Tuesday, April 01, 2014

Exceptional Testing

Summary: Failing properties should throw exceptions, not return False.

When testing properties in Haskell with QuickCheck we usually write a predicate that takes some arguments, and returns a boolean. For example:

import Test.QuickCheck
main = quickCheck $ \x -> exp (log (abs x)) == abs (x :: Double)

Here we are checking that for all positive Double values, applying log then exp is the identity. This statement is incorrect for Double due to floating point errors. Running main we get:

*** Failed! Falsifiable (after 6 tests and 2 shrinks):

QuickCheck is an incredibly powerful tool - it first found a failing example, and then automatically simplified it. However, it's left out some important information - what is the value of exp (log 3)? For my tests I usually define === and use it instead of ==:

a === b | a == b = True
        | otherwise = error $ show a ++ " /= " ++ show b

Now when running main we get:

*** Failed! Exception: '3.0000000000000004 /= 3.0'
(after 2 tests and 2 shrinks):

We can immediately see the magnitude of the error introduced, giving a kick-start to debugging.

Do we still need Bool?

When writing functions returning Bool there are three interesting cases:

  • The function returns True, the test passes, continue on.
  • The function returns False, the test fails, with no information beyond the input arguments.
  • The function throws an exception, the test fails, but with a human readable error message about the point of failure.

Of these, returning False is the least useful, and entirely subsumed by exceptions. It is likely there was additional information available before reducing to False, which has now been lost, and must first be recovered before debugging can start.

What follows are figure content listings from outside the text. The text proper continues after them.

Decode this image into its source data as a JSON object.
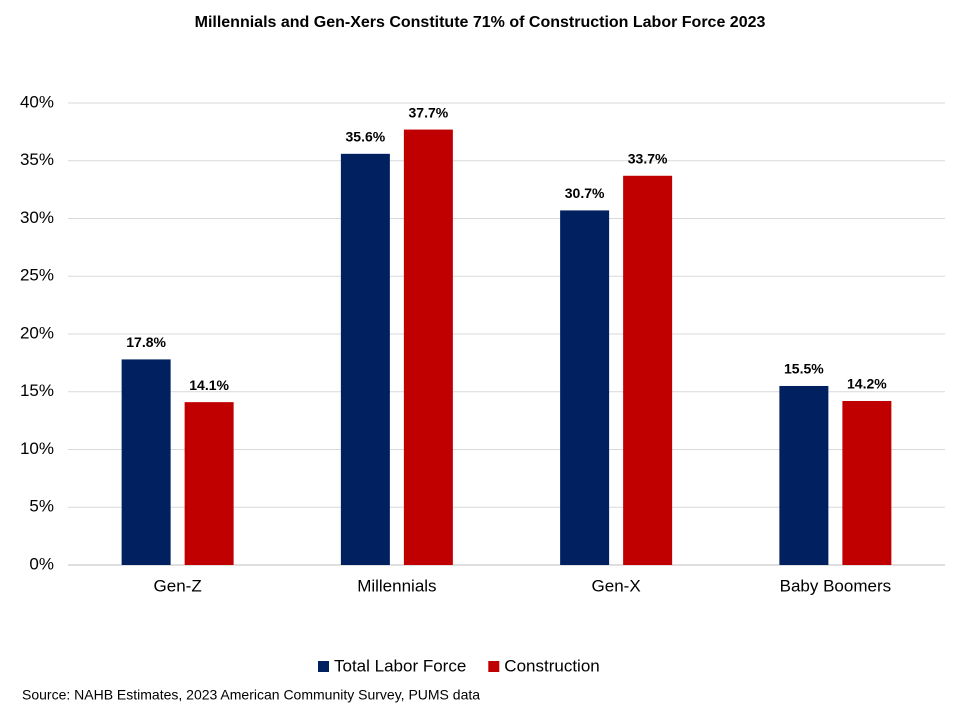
{
  "chart_data": {
    "type": "bar",
    "title": "Millennials and Gen-Xers Constitute 71% of Construction Labor Force 2023",
    "categories": [
      "Gen-Z",
      "Millennials",
      "Gen-X",
      "Baby Boomers"
    ],
    "series": [
      {
        "name": "Total Labor Force",
        "color": "#002060",
        "values": [
          17.8,
          35.6,
          30.7,
          15.5
        ],
        "value_labels": [
          "17.8%",
          "35.6%",
          "30.7%",
          "15.5%"
        ]
      },
      {
        "name": "Construction",
        "color": "#c00000",
        "values": [
          14.1,
          37.7,
          33.7,
          14.2
        ],
        "value_labels": [
          "14.1%",
          "37.7%",
          "33.7%",
          "14.2%"
        ]
      }
    ],
    "ylim": [
      0,
      40
    ],
    "yticks": [
      {
        "value": 0,
        "label": "0%"
      },
      {
        "value": 5,
        "label": "5%"
      },
      {
        "value": 10,
        "label": "10%"
      },
      {
        "value": 15,
        "label": "15%"
      },
      {
        "value": 20,
        "label": "20%"
      },
      {
        "value": 25,
        "label": "25%"
      },
      {
        "value": 30,
        "label": "30%"
      },
      {
        "value": 35,
        "label": "35%"
      },
      {
        "value": 40,
        "label": "40%"
      }
    ],
    "grid": true,
    "legend": "bottom",
    "source": "Source: NAHB Estimates, 2023 American Community Survey, PUMS data"
  }
}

Given that the only interesting values are True and exception, we can switch to using the () type, where passing tests return () and failing tests throw an exception. However, working with exceptions in pure code is a bit ugly, so I typically define:

import Control.Monad
(===) :: (Show a, Eq a) => a -> a -> IO ()
a === b = when (a /= b) $ error $ show a ++ " /= " ++ show b

Now === is an action, and passing tests do nothing, while failing tests raise an error. This definition forces all tests to end up in IO, which is terrible for "real" Haskell code, where pure and IO computations should be segregated. However, for tests, as long as the test is repeatable (doesn't store some temporary state) then I don't worry.

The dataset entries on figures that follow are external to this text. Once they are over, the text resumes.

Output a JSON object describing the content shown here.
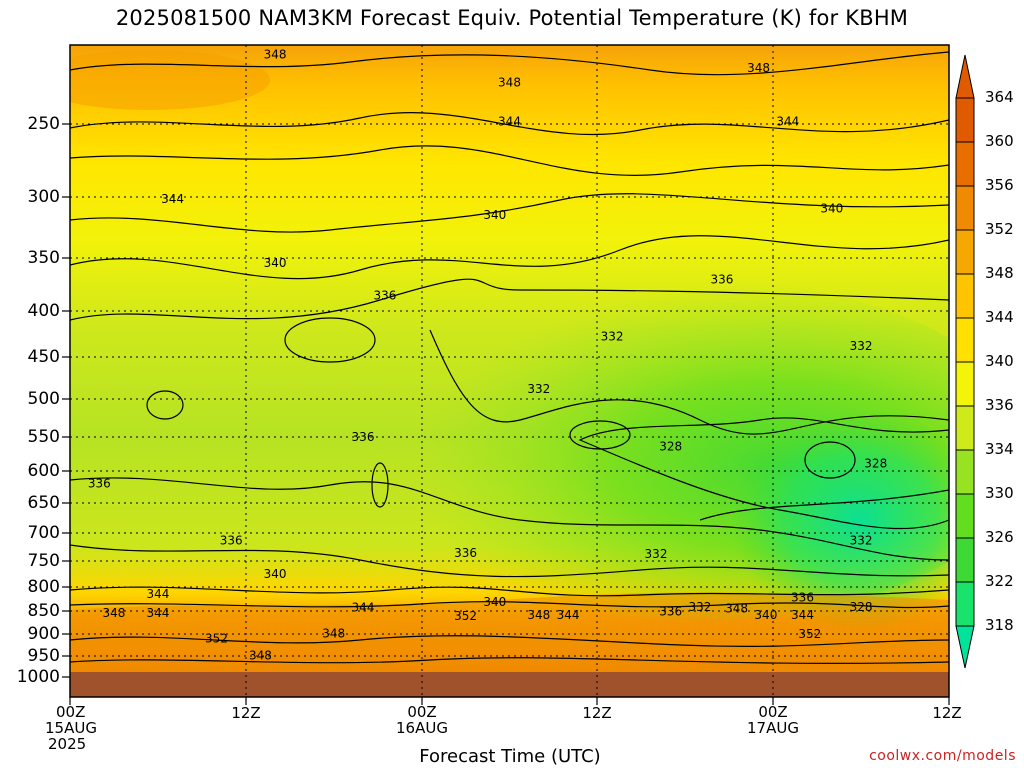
{
  "title": "2025081500 NAM3KM Forecast Equiv. Potential Temperature (K) for KBHM",
  "credit": "coolwx.com/models",
  "chart_data": {
    "type": "heatmap",
    "variable": "Equivalent Potential Temperature (K)",
    "model": "NAM3KM",
    "station": "KBHM",
    "init": "2025081500",
    "xlabel": "Forecast Time (UTC)",
    "ylabel": "",
    "y_scale": "log-pressure",
    "y_reversed": true,
    "y_ticks": [
      250,
      300,
      350,
      400,
      450,
      500,
      550,
      600,
      650,
      700,
      750,
      800,
      850,
      900,
      950,
      1000
    ],
    "x_ticks": [
      {
        "hour": 0,
        "line1": "00Z",
        "line2": "15AUG",
        "line3": "2025"
      },
      {
        "hour": 12,
        "line1": "12Z",
        "line2": "",
        "line3": ""
      },
      {
        "hour": 24,
        "line1": "00Z",
        "line2": "16AUG",
        "line3": ""
      },
      {
        "hour": 36,
        "line1": "12Z",
        "line2": "",
        "line3": ""
      },
      {
        "hour": 48,
        "line1": "00Z",
        "line2": "17AUG",
        "line3": ""
      },
      {
        "hour": 60,
        "line1": "12Z",
        "line2": "",
        "line3": ""
      }
    ],
    "x_range": [
      0,
      60
    ],
    "colorbar": {
      "levels": [
        318,
        322,
        326,
        330,
        334,
        336,
        340,
        344,
        348,
        352,
        356,
        360,
        364
      ],
      "colors": [
        "#00e39a",
        "#19e36a",
        "#3ed934",
        "#62de1e",
        "#98e321",
        "#cfea1a",
        "#f4f40a",
        "#ffe000",
        "#ffc400",
        "#f5a800",
        "#f08a00",
        "#e86e00",
        "#e05a00"
      ]
    },
    "contour_labels": [
      {
        "value": 348,
        "hour": 14,
        "p": 205
      },
      {
        "value": 348,
        "hour": 30,
        "p": 220
      },
      {
        "value": 348,
        "hour": 47,
        "p": 212
      },
      {
        "value": 344,
        "hour": 7,
        "p": 296
      },
      {
        "value": 344,
        "hour": 30,
        "p": 243
      },
      {
        "value": 344,
        "hour": 49,
        "p": 243
      },
      {
        "value": 340,
        "hour": 14,
        "p": 348
      },
      {
        "value": 340,
        "hour": 29,
        "p": 308
      },
      {
        "value": 340,
        "hour": 52,
        "p": 303
      },
      {
        "value": 336,
        "hour": 21.5,
        "p": 378
      },
      {
        "value": 336,
        "hour": 44.5,
        "p": 363
      },
      {
        "value": 332,
        "hour": 37,
        "p": 420
      },
      {
        "value": 332,
        "hour": 54,
        "p": 430
      },
      {
        "value": 332,
        "hour": 32,
        "p": 480
      },
      {
        "value": 336,
        "hour": 20,
        "p": 542
      },
      {
        "value": 328,
        "hour": 41,
        "p": 555
      },
      {
        "value": 328,
        "hour": 55,
        "p": 580
      },
      {
        "value": 336,
        "hour": 2,
        "p": 610
      },
      {
        "value": 336,
        "hour": 11,
        "p": 705
      },
      {
        "value": 336,
        "hour": 27,
        "p": 728
      },
      {
        "value": 332,
        "hour": 40,
        "p": 730
      },
      {
        "value": 332,
        "hour": 54,
        "p": 705
      },
      {
        "value": 340,
        "hour": 14,
        "p": 768
      },
      {
        "value": 344,
        "hour": 6,
        "p": 808
      },
      {
        "value": 348,
        "hour": 3,
        "p": 848
      },
      {
        "value": 344,
        "hour": 6,
        "p": 848
      },
      {
        "value": 344,
        "hour": 20,
        "p": 836
      },
      {
        "value": 340,
        "hour": 29,
        "p": 825
      },
      {
        "value": 348,
        "hour": 32,
        "p": 852
      },
      {
        "value": 344,
        "hour": 34,
        "p": 852
      },
      {
        "value": 352,
        "hour": 27,
        "p": 855
      },
      {
        "value": 348,
        "hour": 18,
        "p": 893
      },
      {
        "value": 352,
        "hour": 10,
        "p": 905
      },
      {
        "value": 348,
        "hour": 13,
        "p": 945
      },
      {
        "value": 336,
        "hour": 41,
        "p": 845
      },
      {
        "value": 332,
        "hour": 43,
        "p": 835
      },
      {
        "value": 348,
        "hour": 45.5,
        "p": 838
      },
      {
        "value": 340,
        "hour": 47.5,
        "p": 852
      },
      {
        "value": 336,
        "hour": 50,
        "p": 815
      },
      {
        "value": 344,
        "hour": 50,
        "p": 852
      },
      {
        "value": 328,
        "hour": 54,
        "p": 835
      },
      {
        "value": 352,
        "hour": 50.5,
        "p": 895
      }
    ]
  }
}
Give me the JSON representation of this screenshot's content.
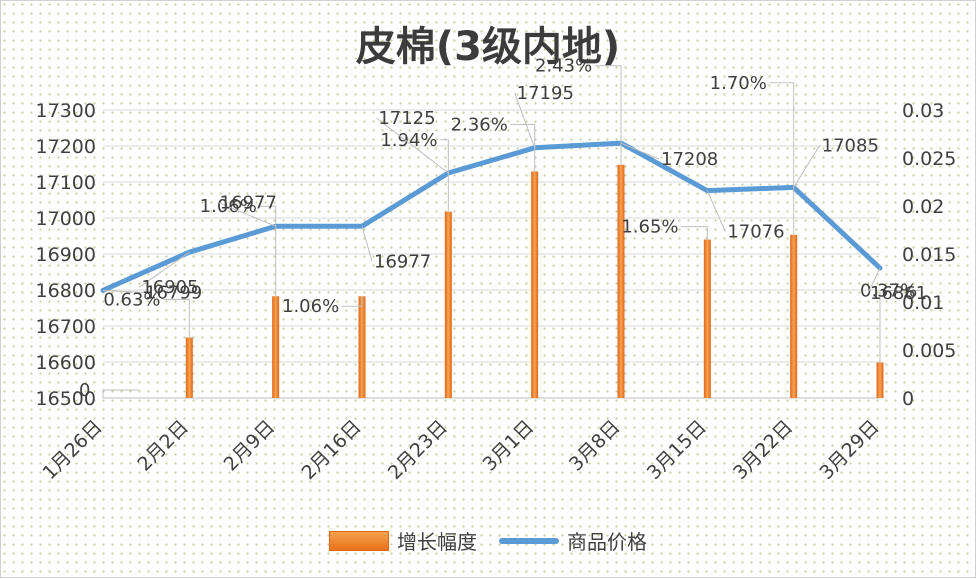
{
  "chart_data": {
    "type": "bar",
    "title": "皮棉(3级内地)",
    "categories": [
      "1月26日",
      "2月2日",
      "2月9日",
      "2月16日",
      "2月23日",
      "3月1日",
      "3月8日",
      "3月15日",
      "3月22日",
      "3月29日"
    ],
    "series": [
      {
        "name": "增长幅度",
        "type": "bar",
        "axis": "right",
        "color": "#ed7d31",
        "values": [
          0,
          0.0063,
          0.0106,
          0.0106,
          0.0194,
          0.0236,
          0.0243,
          0.0165,
          0.017,
          0.0037
        ],
        "labels": [
          "0",
          "0.63%",
          "1.06%",
          "1.06%",
          "1.94%",
          "2.36%",
          "2.43%",
          "1.65%",
          "1.70%",
          "0.37%"
        ]
      },
      {
        "name": "商品价格",
        "type": "line",
        "axis": "left",
        "color": "#5b9bd5",
        "values": [
          16799,
          16905,
          16977,
          16977,
          17125,
          17195,
          17208,
          17076,
          17085,
          16861
        ],
        "labels": [
          "16799",
          "16905",
          "16977",
          "16977",
          "17125",
          "17195",
          "17208",
          "17076",
          "17085",
          "16861"
        ]
      }
    ],
    "y_left": {
      "ylim": [
        16500,
        17300
      ],
      "ticks": [
        "16500",
        "16600",
        "16700",
        "16800",
        "16900",
        "17000",
        "17100",
        "17200",
        "17300"
      ]
    },
    "y_right": {
      "ylim": [
        0,
        0.03
      ],
      "ticks": [
        "0",
        "0.005",
        "0.01",
        "0.015",
        "0.02",
        "0.025",
        "0.03"
      ]
    },
    "grid": true,
    "legend_position": "bottom"
  }
}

To test the IO () returning property with QuickCheck we can define:

instance Testable () where
    property () = property True
instance Testable a => Testable (IO a) where
    property = property . unsafePerformIO

Now QuickCheck can work with this === definition, but also any IO property. I have found that testing IO properties with QuickCheck is very valuable, even without using ===.

Non-QuickCheck tests

Whilst I have argued for exceptions in the context of QuickCheck tests, I use the same exception pattern for non-parameterised/non-QuickCheck assertions. As an example, taken from Shake:

test = do
    dropDirectory1 "aaa/bbb" === "bbb"
    dropDirectory1 "aaa/" === ""
    dropDirectory1 "aaa" === ""
    dropDirectory1 "" === ""

Using IO () properties allows for trivial sequencing. As a result, the tests are concise, and the effort to add additional tests is low.

(===) in QuickCheck

In QuickCheck-2.7 the === operator was introduced (which caused name clashes in both Shake and Hoogle - new versions of both have been released). The === operator uses the Property data type in QuickCheck to pass both the Bool value and additional information together. I prefer my definition of === because it's simpler, doesn't rely on QuickCheck and makes it clear how to pass additional information beyond just the arguments to ===. As an example, we could also return the log value:

\x -> when (exp (log (abs x)) /= abs x) $
          error $ show (x,log $ abs x, exp $ log $ abs x)

However, the QuickCheck === is a great improvement over ==, and should be a very popular addition.


Tom Ellis said...

I agree that returning a Bool throws away information, but why exceptions rather than something that takes advantage of the type system like Either?

Neil Mitchell said...

Tom: It's very easy to run and sequence things of type IO (). In contrast, running things of Either String () is more effort - do you "either error id" them? How do you mix the ones in IO and not? I hope you are still going to trap exceptions, so in addition to dealing with Left returns, you're going to have to put catch everywhere as well - e.g. doing all the work for if a predicate throws an exception. And what do you get in return for producing an Either? How can you leverage the additional information you've given the type system?

Note that my suggestion is strictly in the context of testing. For real code, knowing what might fail, what the failure modes are, distinguishing values at the type level etc are all of critical importance - and make code much more testable! But for actually writing the test, I'm unconvinced they buy anything.